Later the girl ‘Green Mantle’ is revealed to be Darsie’s sister, Lilias. She and Alan will fall in love and marry. This may make some readers think of the triangle in Brideshead — Charles Ryder, Sebastian and Julia. Perhaps some day Lilias, speaking of her brother, will say, like Julia, ‘you loved him, didn’t you?’ and Alan, like Charles, will reply, ‘Oh yes. He was the forerunner.’
It would be wrong to suppose that Scott was not aware of the nature of the feelings Darsie and Alan have for each other or that the novel would be stronger if they were made explicit as they would be today. The intensity of their sentiments is sufficiently clear, comparable to those which inspired Tennyson’s elegy for Arthur Hallam. Passionate attachments between people of the same sex are natural in adolescence, whether they are given physical expression or not. A similar case in point is the relationship between Steerforth and David Copperfield. The dazzling Steerforth is David’s adored hero and protector, and there is no doubt that David is in love with him, though that love is scarcely reciprocated to the same degree, David perhaps being for the older boy no more than a pretty little pet whose devotion is both amusing and flattering.

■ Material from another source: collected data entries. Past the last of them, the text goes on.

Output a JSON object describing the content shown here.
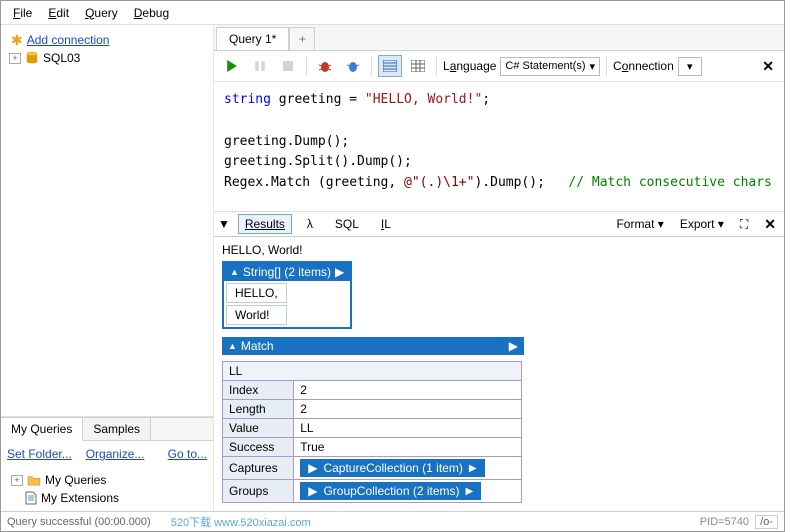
{
  "menubar": {
    "file": "File",
    "edit": "Edit",
    "query": "Query",
    "debug": "Debug"
  },
  "connections": {
    "add": "Add connection",
    "items": [
      "SQL03"
    ]
  },
  "myqueries": {
    "tabs": [
      "My Queries",
      "Samples"
    ],
    "links": {
      "set_folder": "Set Folder...",
      "organize": "Organize...",
      "goto": "Go to..."
    },
    "tree": [
      "My Queries",
      "My Extensions"
    ]
  },
  "doc_tab": "Query 1*",
  "toolbar": {
    "language_label": "Language",
    "language_value": "C# Statement(s)",
    "connection_label": "Connection"
  },
  "code": {
    "l1a": "string",
    "l1b": " greeting = ",
    "l1c": "\"HELLO, World!\"",
    "l1d": ";",
    "l3": "greeting.Dump();",
    "l4": "greeting.Split().Dump();",
    "l5a": "Regex.Match (greeting, ",
    "l5b": "@\"(.)\\1+\"",
    "l5c": ").Dump();   ",
    "l5d": "// Match consecutive chars"
  },
  "results": {
    "tabs": {
      "results": "Results",
      "lambda": "λ",
      "sql": "SQL",
      "il": "IL"
    },
    "format": "Format",
    "export": "Export",
    "line1": "HELLO, World!",
    "string_header": "String[] (2 items)",
    "string_items": [
      "HELLO,",
      "World!"
    ],
    "match_header": "Match",
    "match_val0": "LL",
    "rows": {
      "Index": "2",
      "Length": "2",
      "Value": "LL",
      "Success": "True"
    },
    "captures_label": "Captures",
    "captures_nested": "CaptureCollection (1 item)",
    "groups_label": "Groups",
    "groups_nested": "GroupCollection (2 items)"
  },
  "status": {
    "msg": "Query successful",
    "time": "(00:00.000)",
    "watermark": "520下载 www.520xiazai.com",
    "pid": "PID=5740",
    "mode": "/o-"
  }
}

Another relationship which invites speculation is that between Alan Breck Stewart and David Balfour in Kidnapped and Catriona. It is an unequal one, for David is at the outset an inexperienced boy of perhaps 18, while Alan is a soldier of fortune in, one assumes, his thirties. David is thoroughly heterosexual, as is made evident in the second novel, just as Stevenson was himself. Yet there was an element of the erotic in the attraction that Stevenson had for his male friends, and perhaps in Alan Breck’s feelings for David. Their quarrel after Alan has lost the money David lent him, playing cards with Cluny Macpherson, is a sort of lovers’ tiff. In like manner when Stevenson fell out with his friend, W. E. Henley (reputedly a model for Long John Silver in Treasure Island), Henley’s excessive bitterness, sparked partly by his fierce dislike and jealousy of Stevenson’s wife, Fanny, smacks of the spurned or disappointed lover. As for Alan, though he has an easy way with serving girls, there is no suggestion of any serious attachment to a woman, and when, near the end of the second novel, he says to Catriona, ‘If I ever was to get married, it’s the marrow of you I would be seeking for a mother to my sons’, it’s clear that any marriage is out of the question. It is, however, Alan who finally opens David’s eyes to the reality of Catriona’s love, telling him that there are ‘two kinds of women — them that would sell their shifts for ye, and the others’. Which remark he made ‘with a queer smile’. In the end, his devotion to David is seen to be selfless, though one may doubt whether David fully appreciates its nature, and it may appear that Alan is ready to settle for the role of Catriona’s gay friend. Matter there perhaps for some aspiring PhD student.